While pricing and packaging a variety of programming options for consumers to choose from is about 80% of Fubo’s so-called super aggregation strategy, executives said continued improvements to the product represents the other 20%.
Of note on the technology front, Gandler touted a recently introduced AI-powered Teams channel feature, the impact of which he likened to that of the popular Multiview feature and said has “really taken off” on the platform and “picked up traction in the hundreds of thousands of users relatively quickly.”
TelevisaUnivsion dispute, lower Q1 subscriber guidance
Part of its packaging strategy includes a more stringent approach in carriage agreements with programmers, where Fubo is apparently willing to walk away from deals that would increase prices for consumers without a balanced value proposition. That was most recently seen the decision to not renew an agreement with TelevisaUnivsion, which had Spanish-language programming dropped from Fubo in December.
On the call Gandler said the decision was the only move to make “based on the significant rate increases Univision demanded, costs that would have been passed on to our subscribers”.
As a result of the programming loss, Fubo lowered the price of its Spanish-language Latino plan by 55%. Per the CEO, Fubo believes this represents the first time a streaming provider passed actual cost savings resulting from a programming loss onto consumers in the form of plan price reductions, rather than temporary bill credits.

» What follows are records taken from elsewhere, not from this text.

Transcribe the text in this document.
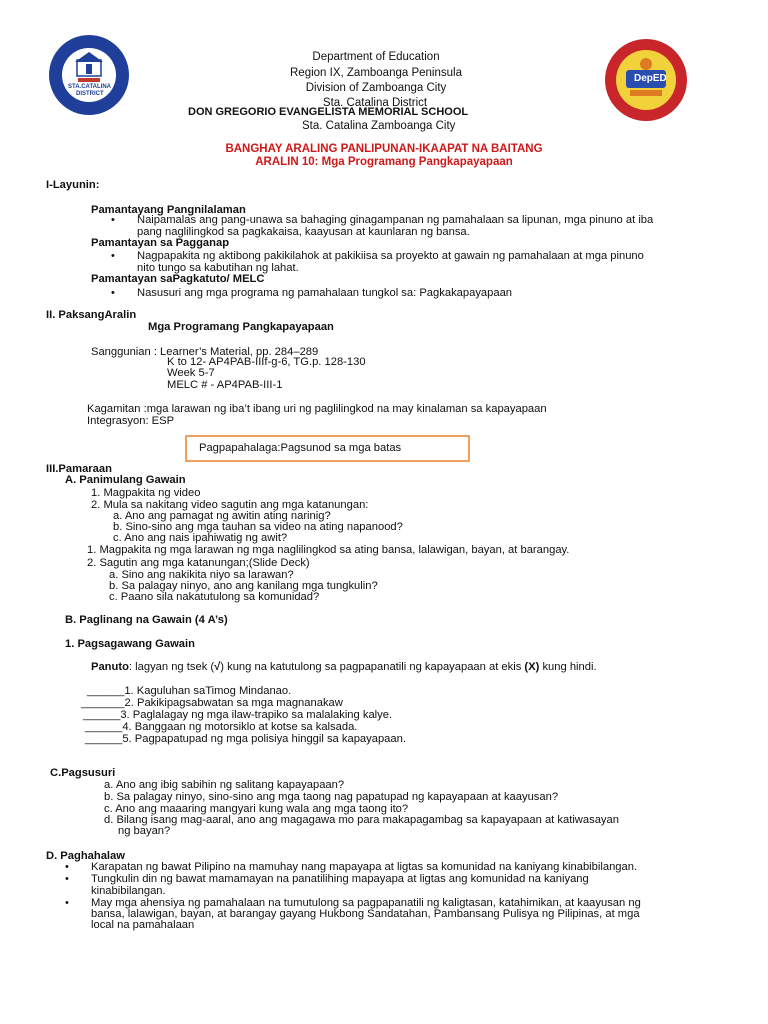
STA.CATALINA
DISTRICT
DepED
Department of Education
Region IX, Zamboanga Peninsula
Division of Zamboanga City
Sta. Catalina District
DON GREGORIO EVANGELISTA MEMORIAL SCHOOL
Sta. Catalina Zamboanga City
BANGHAY ARALING PANLIPUNAN-IKAAPAT NA BAITANG
ARALIN 10: Mga Programang Pangkapayapaan
I-Layunin:
Pamantayang Pangnilalaman
• Naipamalas ang pang-unawa sa bahaging ginagampanan ng pamahalaan sa lipunan, mga pinuno at iba
pang naglilingkod sa pagkakaisa, kaayusan at kaunlaran ng bansa.
Pamantayan sa Pagganap
• Nagpapakita ng aktibong pakikilahok at pakikiisa sa proyekto at gawain ng pamahalaan at mga pinuno
nito tungo sa kabutihan ng lahat.
Pamantayan saPagkatuto/ MELC
• Nasusuri ang mga programa ng pamahalaan tungkol sa: Pagkakapayapaan
II. PaksangAralin
Mga Programang Pangkapayapaan
Sanggunian : Learner’s Material, pp. 284–289
K to 12- AP4PAB-IIIf-g-6, TG.p. 128-130
Week 5-7
MELC # - AP4PAB-III-1
Kagamitan :mga larawan ng iba’t ibang uri ng paglilingkod na may kinalaman sa kapayapaan
Integrasyon: ESP
Pagpapahalaga:Pagsunod sa mga batas
III.Pamaraan
A. Panimulang Gawain
1. Magpakita ng video
2. Mula sa nakitang video sagutin ang mga katanungan:
a. Ano ang pamagat ng awitin ating narinig?
b. Sino-sino ang mga tauhan sa video na ating napanood?
c. Ano ang nais ipahiwatig ng awit?
1. Magpakita ng mga larawan ng mga naglilingkod sa ating bansa, lalawigan, bayan, at barangay.
2. Sagutin ang mga katanungan;(Slide Deck)
a. Sino ang nakikita niyo sa larawan?
b. Sa palagay ninyo, ano ang kanilang mga tungkulin?
c. Paano sila nakatutulong sa komunidad?
B. Paglinang na Gawain (4 A’s)
1. Pagsagawang Gawain
Panuto: lagyan ng tsek (√) kung na katutulong sa pagpapanatili ng kapayapaan at ekis (X) kung hindi.
______1. Kaguluhan saTimog Mindanao.
_______2. Pakikipagsabwatan sa mga magnanakaw
______3. Paglalagay ng mga ilaw-trapiko sa malalaking kalye.
______4. Banggaan ng motorsiklo at kotse sa kalsada.
______5. Pagpapatupad ng mga polisiya hinggil sa kapayapaan.
C.Pagsusuri
a. Ano ang ibig sabihin ng salitang kapayapaan?
b. Sa palagay ninyo, sino-sino ang mga taong nag papatupad ng kapayapaan at kaayusan?
c. Ano ang maaaring mangyari kung wala ang mga taong ito?
d. Bilang isang mag-aaral, ano ang magagawa mo para makapagambag sa kapayapaan at katiwasayan
ng bayan?
D. Paghahalaw
• Karapatan ng bawat Pilipino na mamuhay nang mapayapa at ligtas sa komunidad na kaniyang kinabibilangan.
• Tungkulin din ng bawat mamamayan na panatilihing mapayapa at ligtas ang komunidad na kaniyang
kinabibilangan.
• May mga ahensiya ng pamahalaan na tumutulong sa pagpapanatili ng kaligtasan, katahimikan, at kaayusan ng
bansa, lalawigan, bayan, at barangay gayang Hukbong Sandatahan, Pambansang Pulisya ng Pilipinas, at mga
local na pamahalaan
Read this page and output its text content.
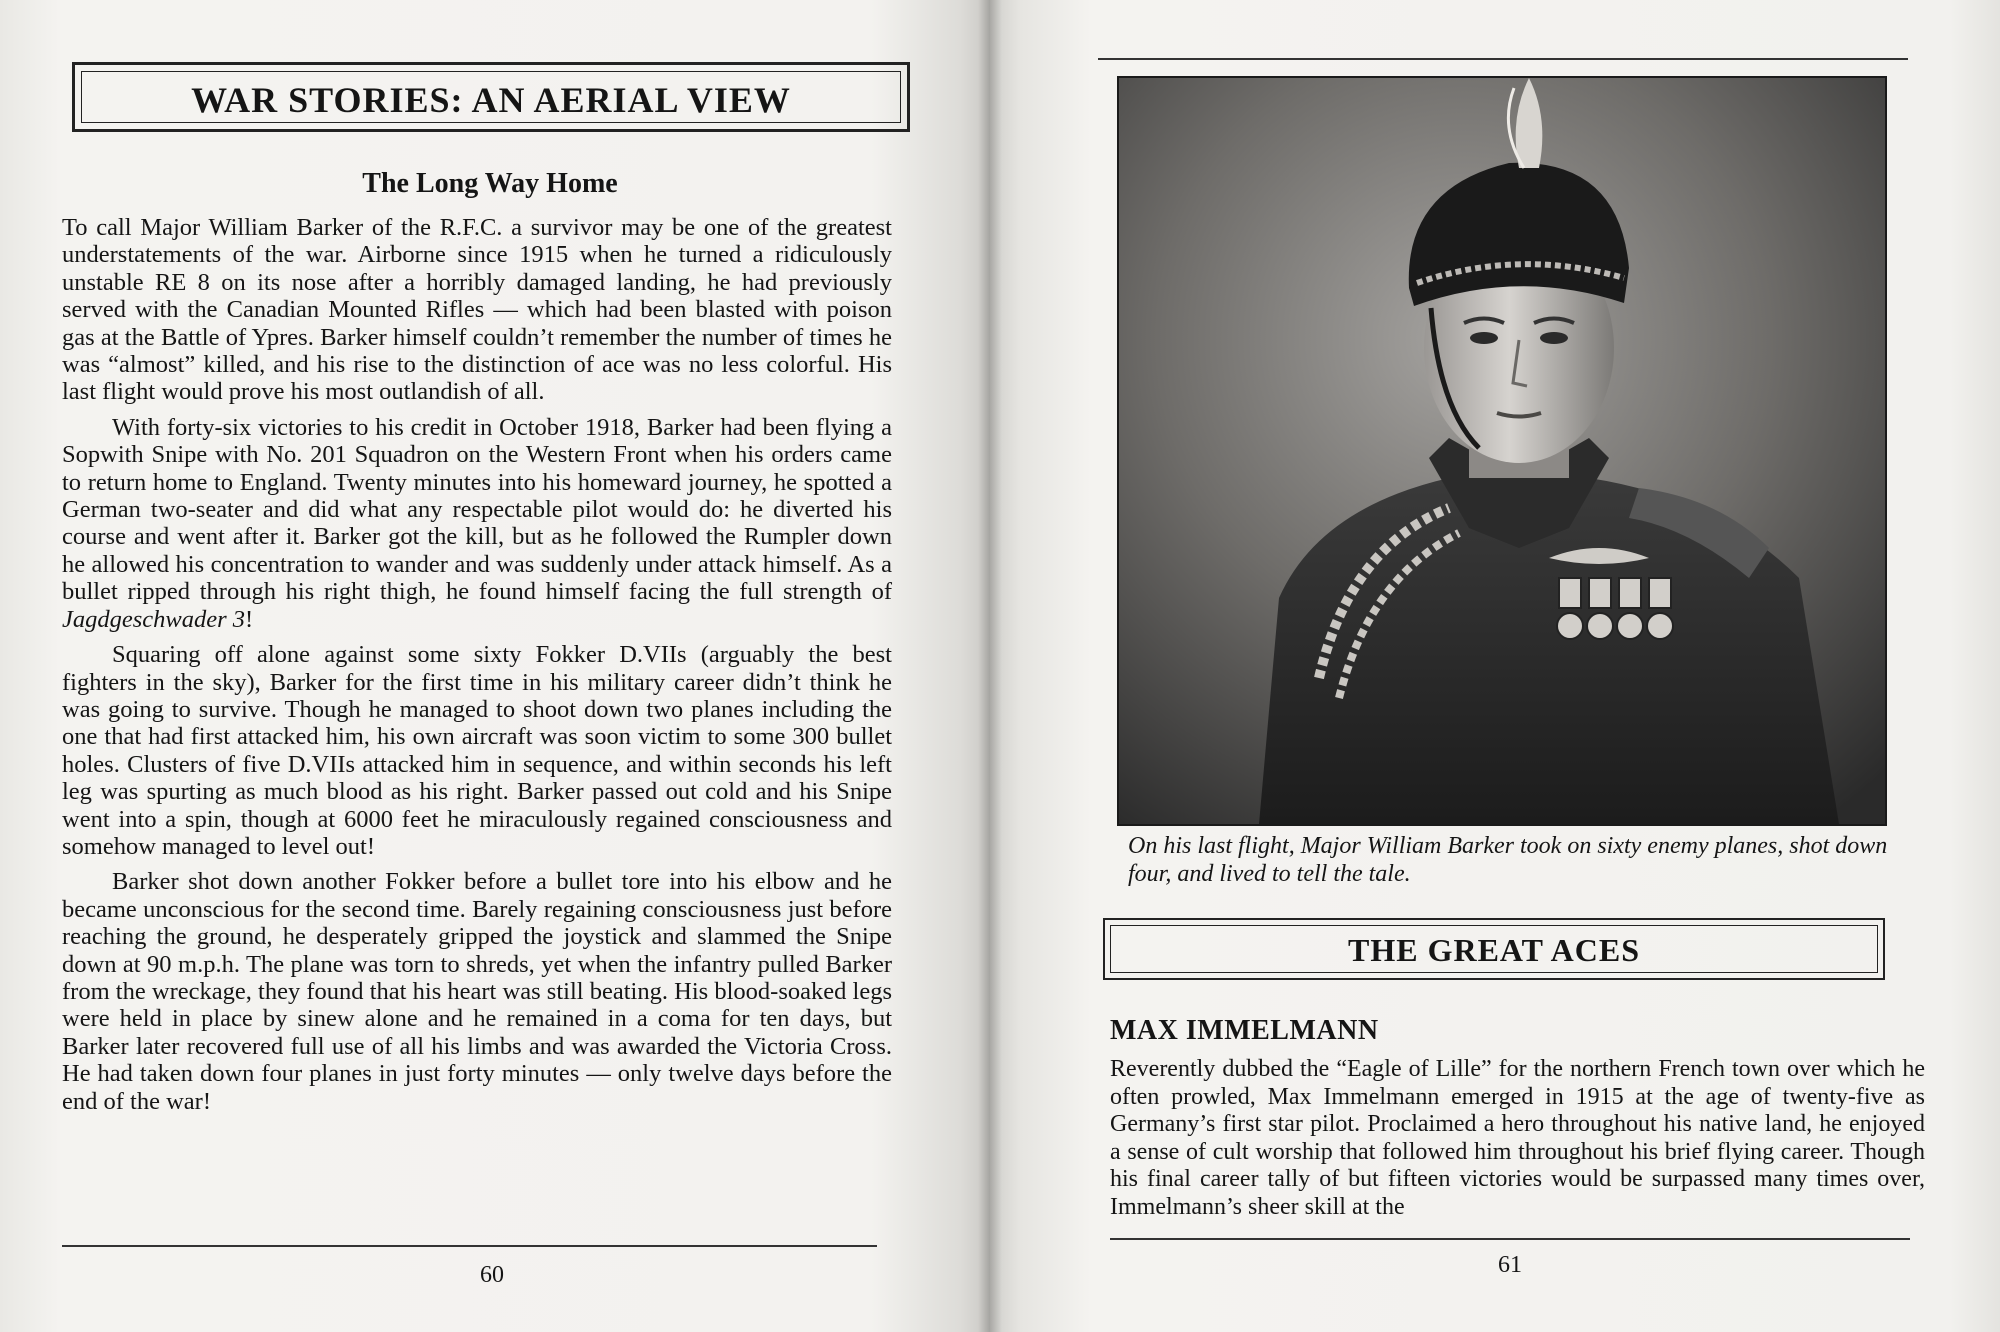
WAR STORIES: AN AERIAL VIEW
The Long Way Home

To call Major William Barker of the R.F.C. a survivor may be one of the greatest understatements of the war. Airborne since 1915 when he turned a ridiculously unstable RE 8 on its nose after a horribly damaged landing, he had previously served with the Canadian Mounted Rifles — which had been blasted with poison gas at the Battle of Ypres. Barker himself couldn’t remember the number of times he was “almost” killed, and his rise to the distinction of ace was no less colorful. His last flight would prove his most outlandish of all.

With forty-six victories to his credit in October 1918, Barker had been flying a Sopwith Snipe with No. 201 Squadron on the Western Front when his orders came to return home to England. Twenty minutes into his homeward journey, he spotted a German two-seater and did what any respectable pilot would do: he diverted his course and went after it. Barker got the kill, but as he followed the Rumpler down he allowed his concentration to wander and was suddenly under attack himself. As a bullet ripped through his right thigh, he found himself facing the full strength of Jagdgeschwader 3!

Squaring off alone against some sixty Fokker D.VIIs (arguably the best fighters in the sky), Barker for the first time in his military career didn’t think he was going to survive. Though he managed to shoot down two planes including the one that had first attacked him, his own aircraft was soon victim to some 300 bullet holes. Clusters of five D.VIIs attacked him in sequence, and within seconds his left leg was spurting as much blood as his right. Barker passed out cold and his Snipe went into a spin, though at 6000 feet he miraculously regained consciousness and somehow managed to level out!

Barker shot down another Fokker before a bullet tore into his elbow and he became unconscious for the second time. Barely regaining consciousness just before reaching the ground, he desperately gripped the joystick and slammed the Snipe down at 90 m.p.h. The plane was torn to shreds, yet when the infantry pulled Barker from the wreckage, they found that his heart was still beating. His blood-soaked legs were held in place by sinew alone and he remained in a coma for ten days, but Barker later recovered full use of all his limbs and was awarded the Victoria Cross. He had taken down four planes in just forty minutes — only twelve days before the end of the war!

60
On his last flight, Major William Barker took on sixty enemy planes, shot down four, and lived to tell the tale.
THE GREAT ACES
MAX IMMELMANN
Reverently dubbed the “Eagle of Lille” for the northern French town over which he often prowled, Max Immelmann emerged in 1915 at the age of twenty-five as Germany’s first star pilot. Proclaimed a hero throughout his native land, he enjoyed a sense of cult worship that followed him throughout his brief flying career. Though his final career tally of but fifteen victories would be surpassed many times over, Immelmann’s sheer skill at the
61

Fubo plans to replace TelevisaUnivsion programming over time “with other high-quality sports content.”
In terms of subscribers, Fubo grew its tally to 1.676 million in North America as of the end of 2024. That represents about 58,000 more subscribers than at the end of 2023 and an uptick of around 63,000 subscribers since the end of Q3.
Fubo forecast subscriber losses in Q1, expecting to have 1.43 to 1.46 million subscribers at the end of the current quarter, which takes into account potential subscriber losses from the TelevisaUnivsion non-renewal. But for the overall year 2025, Jandeis said “we expect growth in subscribers with or without Univision.”
Q4 Earnings
Fubo’s Q4 North American revenue of about $434 million was up 8% year-over-year. Average revenue per user of $87.90 was up 1.4% yoy
Fubo’s Q4 net loss improved to $40.9 million, compared toa net loss of $71 million a year prior. Adjusted EBITDA loss of $8.7 million improved over a loss of $50.1 million in Q4 2023. The company generated positive free cash flow of $16.3 million in Q2, a $22.1 million improvement yoy.